Working with APIs in Python
December 14, 2021
So why are we here?
Sometimes you may want to retrieve data from some publicly available data sources, such as youtube, netflix, or twitter, for your data science projects. Then you will probably need to work with APIs created by these data sources.
In this post, we will write a python command line script to retrieve some functional gene information from MG-RAST, an open source, open submission web application server that suggests automatic phylogenetic and functional analysis of metagenomes.
Goal
MG-RAST has a functional gene database, where each functional gene has a unique id, m5nr id, and each m5nr id has a list of information such as: what is the corresponding KO id (functional gene id from another popular gene database) of this m5nr id; what functions does this m5nr id has. I have a file m5nr_ids_3rd_00
that each line is a unique m5nr id as shown in img.1 below. For each line/m5nr id, I want to retrieve the corresponding KO id as well as functional information from the MG-RAST database. Finally, I want to make a loopup document that looks like img. 2.
img.1 m5nr ids
img.2 m5nr id lookup document
Workflow
Let’s create a new python file get_KO_ids_from_m5nr.py
and start working in it!
Prepare
First we will import the libraries needed. requests
will be used to request information from the database for each id; I plan to make this script a command line python tool, so we will use argparse
to parse the arguments for the command; we will explain more about time
later.
import requests
import argparse
import time
This command line script takes the file with unique m5nr ids as its lines as its input. It outputs a file within which each line will have a m5nr id, its corresponding KO id, and the function information being separated by tab. Let’s make a parser for the command line arguments and define the input file and output file variables:
parser = argparse.ArgumentParser(description="Fetch the KO id for each m5nr id (for each line)")
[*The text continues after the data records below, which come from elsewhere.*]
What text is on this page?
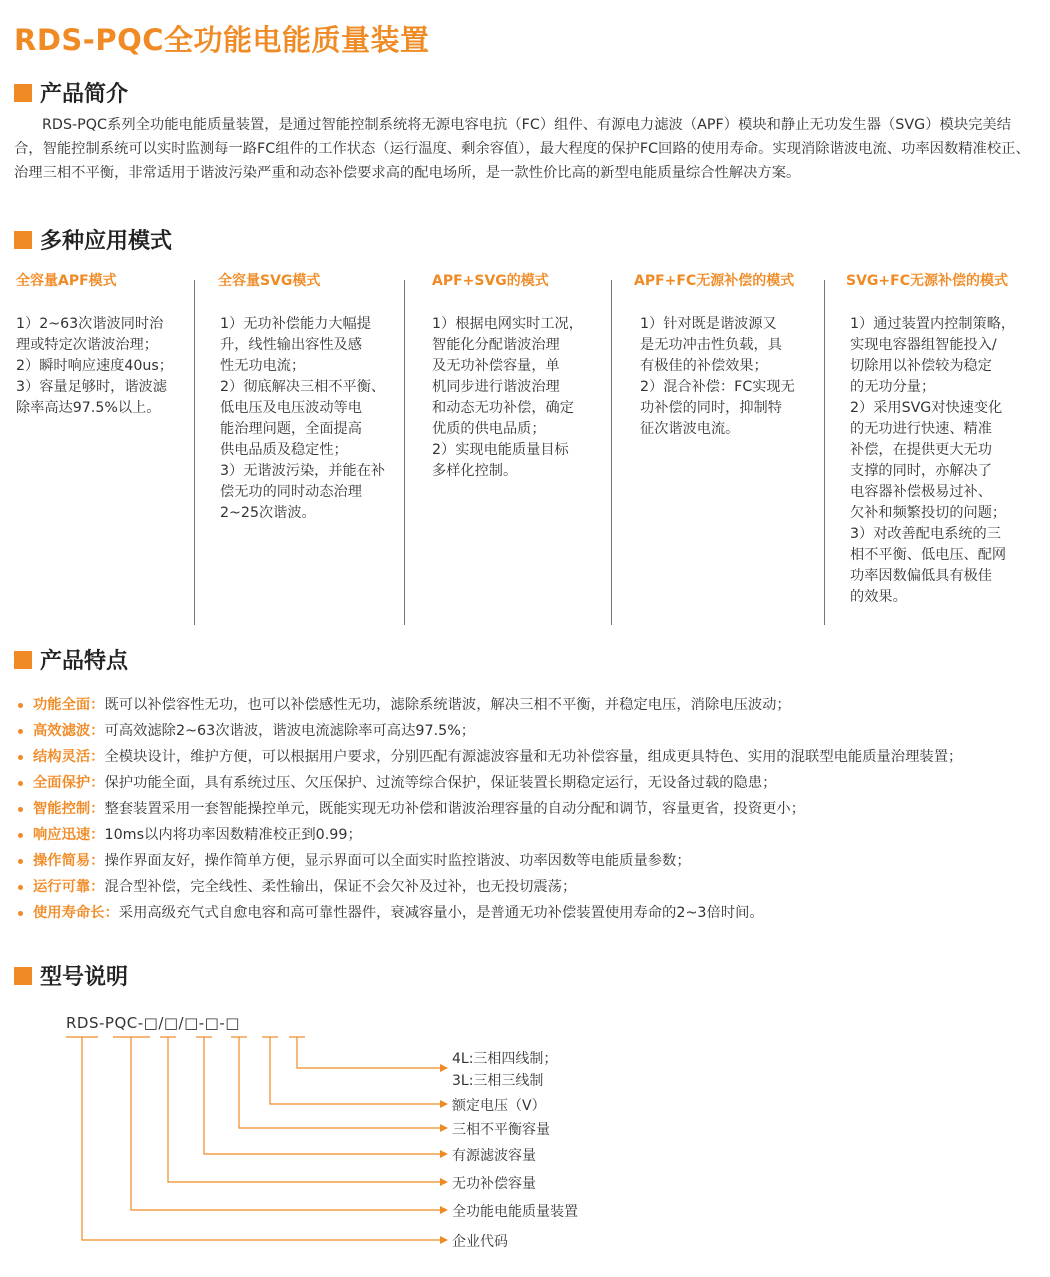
RDS-PQC全功能电能质量装置
产品简介
RDS-PQC系列全功能电能质量装置，是通过智能控制系统将无源电容电抗（FC）组件、有源电力滤波（APF）模块和静止无功发生器（SVG）模块完美结合，智能控制系统可以实时监测每一路FC组件的工作状态（运行温度、剩余容值），最大程度的保护FC回路的使用寿命。实现消除谐波电流、功率因数精准校正、治理三相不平衡，非常适用于谐波污染严重和动态补偿要求高的配电场所，是一款性价比高的新型电能质量综合性解决方案。
多种应用模式
全容量APF模式
1）2~63次谐波同时治
理或特定次谐波治理；
2）瞬时响应速度40us；
3）容量足够时，谐波滤
除率高达97.5%以上。
全容量SVG模式
1）无功补偿能力大幅提
升，线性输出容性及感
性无功电流；
2）彻底解决三相不平衡、
低电压及电压波动等电
能治理问题，全面提高
供电品质及稳定性；
3）无谐波污染，并能在补
偿无功的同时动态治理
2~25次谐波。
APF+SVG的模式
1）根据电网实时工况，
智能化分配谐波治理
及无功补偿容量，单
机同步进行谐波治理
和动态无功补偿，确定
优质的供电品质；
2）实现电能质量目标
多样化控制。
APF+FC无源补偿的模式
1）针对既是谐波源又
是无功冲击性负载，具
有极佳的补偿效果；
2）混合补偿：FC实现无
功补偿的同时，抑制特
征次谐波电流。
SVG+FC无源补偿的模式
1）通过装置内控制策略，
实现电容器组智能投入/
切除用以补偿较为稳定
的无功分量；
2）采用SVG对快速变化
的无功进行快速、精准
补偿，在提供更大无功
支撑的同时，亦解决了
电容器补偿极易过补、
欠补和频繁投切的问题；
3）对改善配电系统的三
相不平衡、低电压、配网
功率因数偏低具有极佳
的效果。
产品特点
功能全面： 既可以补偿容性无功，也可以补偿感性无功，滤除系统谐波，解决三相不平衡，并稳定电压，消除电压波动；
高效滤波： 可高效滤除2~63次谐波，谐波电流滤除率可高达97.5%；
结构灵活： 全模块设计，维护方便，可以根据用户要求，分别匹配有源滤波容量和无功补偿容量，组成更具特色、实用的混联型电能质量治理装置；
全面保护： 保护功能全面，具有系统过压、欠压保护、过流等综合保护，保证装置长期稳定运行，无设备过载的隐患；
智能控制： 整套装置采用一套智能操控单元，既能实现无功补偿和谐波治理容量的自动分配和调节，容量更省，投资更小；
响应迅速： 10ms以内将功率因数精准校正到0.99；
操作简易： 操作界面友好，操作简单方便，显示界面可以全面实时监控谐波、功率因数等电能质量参数；
运行可靠： 混合型补偿，完全线性、柔性输出，保证不会欠补及过补，也无投切震荡；
使用寿命长： 采用高级充气式自愈电容和高可靠性器件，衰减容量小，是普通无功补偿装置使用寿命的2~3倍时间。
型号说明
RDS-PQC-□/□/□-□-□
4L:三相四线制；
3L:三相三线制
额定电压（V）
三相不平衡容量
有源滤波容量
无功补偿容量
全功能电能质量装置
企业代码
parser.add_argument("inputFile", type=str)
args = parser.parse_args()
inputF = args.inputFile
outputF = inputF + ".book"
Retrieve information using API
- A small test on MG-RAST API for one m5nr id
Let’s take one m5nr id, 021412f0cd017376a6024e9d30f655f2
, as an example. From the instructions of
MG-RAST API, I found that to retrieve the annotation information I need, I should use a prefix https://api.mg-rast.org/1/m5nr/md5/
before the m5nr id, and a suffix ?group_level=function&source=KO
after the id. So an URL for this id will look like
https://api.mg-rast.org/1/m5nr/md5/021412f0cd017376a6024e9d30f655f2?group_level=function&source=KO
. Click the link or browse the URL you will find the annotation information of the m5nr id 021412f0cd017376a6024e9d30f655f2
in json
format. From that information, we can extract the KO id (“K01945”) and function description (“phosphoribosylamine–glycine ligase [EC:6.3.4.13]").
- The real game
Retrieving the information with a single URL as described above seems easy, while in reality you may need to make hundreds and thousands of retrieves. In my project, I need to request the information from MG-RAST for \(835902\)
unique m5nr ids. Let’s start the real game and see how we can do it in python.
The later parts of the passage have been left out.